A “residência” improvisada pelo mendigo, utilizando-se da lógica do bom e velho jeitinho brasileiro, é, na realidade, uma tenda montada ao ar livre, construída à moda arcaica, com madeiras e telhas de amianto, do tipo Eternit. Localiza-se no mesmo muro onde, na sua porção superior, tem como referência a inscrição “BORRACHARIA 2 IRMÃOS”, assim mesmo, em letras garrafais maiúsculas. Trata-se de uma desativada oficina mecânica de automóveis, na outra face da pista, de frente para um supermercado da rede Cesta do Povo, do governo da Bahia, que hoje abriga um restaurante popular, onde serve os tradicionais PFs, ou pratos feitos.

Confesso que o desejo e a ambição de um homem, maduro exclusivamente no seu âmbito etário, é escapar-se da inércia na qual se encontra, dormindo lamentavelmente em praça pública. Há hipóteses de que ele está inerte quando o tabuleiro onde a baiana vende iguarias típicas – especificamente o acarajé e o abará –, entre a tarde e a noite, é desarmado. O senhor só pode sonhar, sonhar, sonhar em ser um super-homem em sua encarecida tenda, a despeito de sua alma e seu coração inocentes e sóbrios. Ironicamente, ele tem como indumentária uma camisa branca, tonalidade pacificadora, carregando o emblema do Super-Homem (Superman), um dos personagens ficcionais de magnitude notável.

Detentor de uma árdua circunstância, o aspirante a super-homem, por enquanto unicamente na sua promessa, conforme sua inequívoca roupa frugal elaborada com zelo, possui uma alvorada dificílima. O mendigo do finalzinho do Curralinho, um ente anfíbio, tendo um vicioso abrigo simultâneo casa-rua, sequer se levanta no tempo adequado a fim de deslocar-se para a sua legítima, autêntica e verídica tenda, a de alvenaria. Até onde vai o seu futuro? Muito hesitante, vacilando na vida presente.

Embora possa cogitar nos melhoramentos e aperfeiçoamentos dos seus costumes corriqueiros, ele é um ator da persistente passividade conspirada pelo capitalismo selvagem. Para oprimidos como ele, castigados, vitimados e expostos em função da superlotação comunitária, em urbes como Salvador, sua quimera esperançosa está anos-luz a ser perenemente concretizada em seu espírito. Sob o meu ângulo, especulo que aquele senhor pobre, vivendo na miséria absoluta, ao estar hospedado na modéstia de uma tenda livremente improvisada, não há noção do gigante déficit habitacional que nossa cidade, que completou 462 anos no último dia 29 de março, ostenta.

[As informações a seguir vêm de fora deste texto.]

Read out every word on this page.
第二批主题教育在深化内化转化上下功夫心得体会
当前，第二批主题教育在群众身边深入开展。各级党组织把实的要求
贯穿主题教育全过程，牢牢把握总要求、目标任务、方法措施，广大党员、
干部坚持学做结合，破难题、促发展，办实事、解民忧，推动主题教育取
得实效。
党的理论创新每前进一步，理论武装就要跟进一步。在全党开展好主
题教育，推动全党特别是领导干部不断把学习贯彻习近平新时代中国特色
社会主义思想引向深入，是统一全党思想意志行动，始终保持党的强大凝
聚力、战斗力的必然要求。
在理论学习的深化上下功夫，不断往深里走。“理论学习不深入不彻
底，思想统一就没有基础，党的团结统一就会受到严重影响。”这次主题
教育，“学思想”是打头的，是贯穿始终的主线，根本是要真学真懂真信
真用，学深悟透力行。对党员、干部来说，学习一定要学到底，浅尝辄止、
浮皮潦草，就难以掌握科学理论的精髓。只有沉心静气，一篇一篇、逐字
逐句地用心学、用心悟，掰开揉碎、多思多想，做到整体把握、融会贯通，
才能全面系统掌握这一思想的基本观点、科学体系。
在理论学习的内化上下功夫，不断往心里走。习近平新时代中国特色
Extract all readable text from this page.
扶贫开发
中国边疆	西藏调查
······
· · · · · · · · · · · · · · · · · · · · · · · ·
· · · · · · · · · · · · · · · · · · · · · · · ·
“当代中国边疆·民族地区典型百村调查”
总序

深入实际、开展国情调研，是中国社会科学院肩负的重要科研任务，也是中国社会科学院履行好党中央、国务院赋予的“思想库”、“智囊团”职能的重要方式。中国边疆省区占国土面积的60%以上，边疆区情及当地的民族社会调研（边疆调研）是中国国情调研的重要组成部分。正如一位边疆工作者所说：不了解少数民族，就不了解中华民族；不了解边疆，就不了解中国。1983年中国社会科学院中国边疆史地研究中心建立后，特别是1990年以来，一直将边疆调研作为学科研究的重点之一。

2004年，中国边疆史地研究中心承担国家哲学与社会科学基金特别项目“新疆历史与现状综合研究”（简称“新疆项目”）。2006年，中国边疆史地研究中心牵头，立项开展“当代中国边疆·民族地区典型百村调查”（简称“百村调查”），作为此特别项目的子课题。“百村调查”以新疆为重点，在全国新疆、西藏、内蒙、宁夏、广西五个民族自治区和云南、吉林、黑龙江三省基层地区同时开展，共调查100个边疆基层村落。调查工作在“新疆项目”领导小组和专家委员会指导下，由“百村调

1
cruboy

No interior da tenda, há, como mobília, somente colchão para o mendigo dormir, repousar e fruir sua aparente bonança, contrastando com o entusiasmo da simpática e peculiar humildade dos moradores da Boca do Rio. A cena que eu, como observador, presenciei sem pronunciar nenhum tema relativo ao anônimo objeto desta história, não há nada de cômico. É um gesto lacrimoso, apavorante, comovente, lamurioso e infeliz, não levando a sério a prática do voluntariado no nosso valente torrão.

Permanecer inerte diante de uma estrada onde o trânsito flui tranquilamente, prescindindo de sinais e de semáforos, e acomodar naquele abrigo vulnerável em ser obstruído, faz com que seu solitário habitante, beirando os cinquenta anos – não sei a idade precisa –, seja mais um no crescente conjunto dos necessitados. O lado ofensivo e marginalizante desse homem, cuja dinâmica deixou para trás e cuja ferramenta de sobrevivência é a mendicância, me deixou majoritariamente pasmado e em pânico. Um explícito paradoxo entre a casa de alvenaria e a tenda erguida às pressas perpetra em tudo o que é comunidade popular.